Note: This is an excerpt from Gavan Tredoux’s forthcoming multi-volume biography of Sir Francis Galton. You can find an earlier excerpt here:
And Gavan’s Aporia podcast appearance here:
Written by Gavan Tredoux.
‘Your bath is ready, Mr. Galton’. Gifi withdrew his head from the doorway to let his master perform his ablutions in private. Things had been happening, but the manservant pretended not to notice. A slim balding man, tall for his day at nearly six foot, rose and slipped on his dressing gown. On the way to the bathtub he picked up a pair of diving spectacles and a copy of the Times. Would those new adjustments work? Sitting comfortably in the warm water, he pressed the spectacles firmly on his nose, sealing them. Grasping the newspaper in both hands, he kept it safely in the air as he steadily sank down, until his head was covered with water. He stared up through the water at the newsprint, aided by the optically-correcting goggles.

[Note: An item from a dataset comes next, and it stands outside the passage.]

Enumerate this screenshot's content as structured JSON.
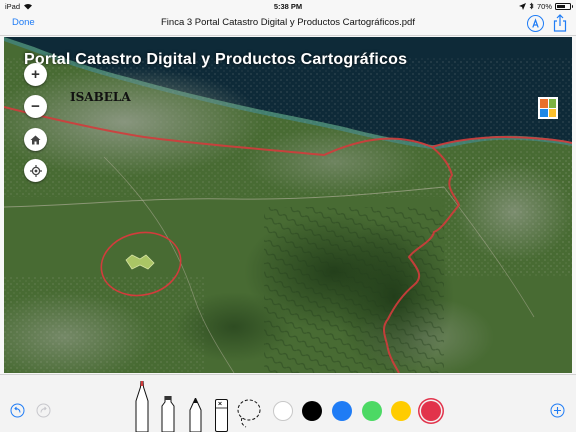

Though he was well below the water, Galton found that he could now read the headlines clearly. Flipping to the scheduled events of the day, he verified that Dr. Livingstone’s letters would be discussed at the Royal Geographical Society that evening. He had promised to attend, for the first time in years. Turning to other news, he glared at the usual distortions of fact. Holding the paper fully at arms length, the smallest print could still be read. By now a minute had passed, and an alarming feeling developed. After considering this for a while, the cause was apparent. He had forgotten to breathe. Bursting up into the air, some deep breaths restored his equilibrium. But now the newspaper was damp.
After his bath, Frank proceeded in his bathrobe to the water closet, tucked away at the top of a steep flight of stairs. When the door was latched from the inside, a semaphore deployed on the outside. Visitors on the ground floor could see that the room was engaged before bothering up the steps. Aged sisters contemplating the ascent from the ground floor were grateful.
Breakfast at 42 Rutland Gate was sparse when visiting explorers were not in town. Louisa, thin and pinched, had perennial gastric complaints and was not much of an eater. Her husband conformed without complaint. The teapot attracted most of his interest. Taking a notebook out of his pocket, he carefully noted the steeping time and took the temperature of the brew, deploying a large thermometer. There were a dozen entries from prior experiments, converging on a result.
The instrument was a Negretti & Zambra, recently tested at the Kew Laboratory, to which Frank had more or less retreated. The device worked well, provided it was not bumped, making it too delicate for use in African exploration. A sip suggested the emulsion was on the strong side, which suited his own taste. Duly noted. The mystery of the teapot would soon be cleared up. Louisa grimaced. These domestic experiments had amused her at first, but one of her week-long headaches was coming on.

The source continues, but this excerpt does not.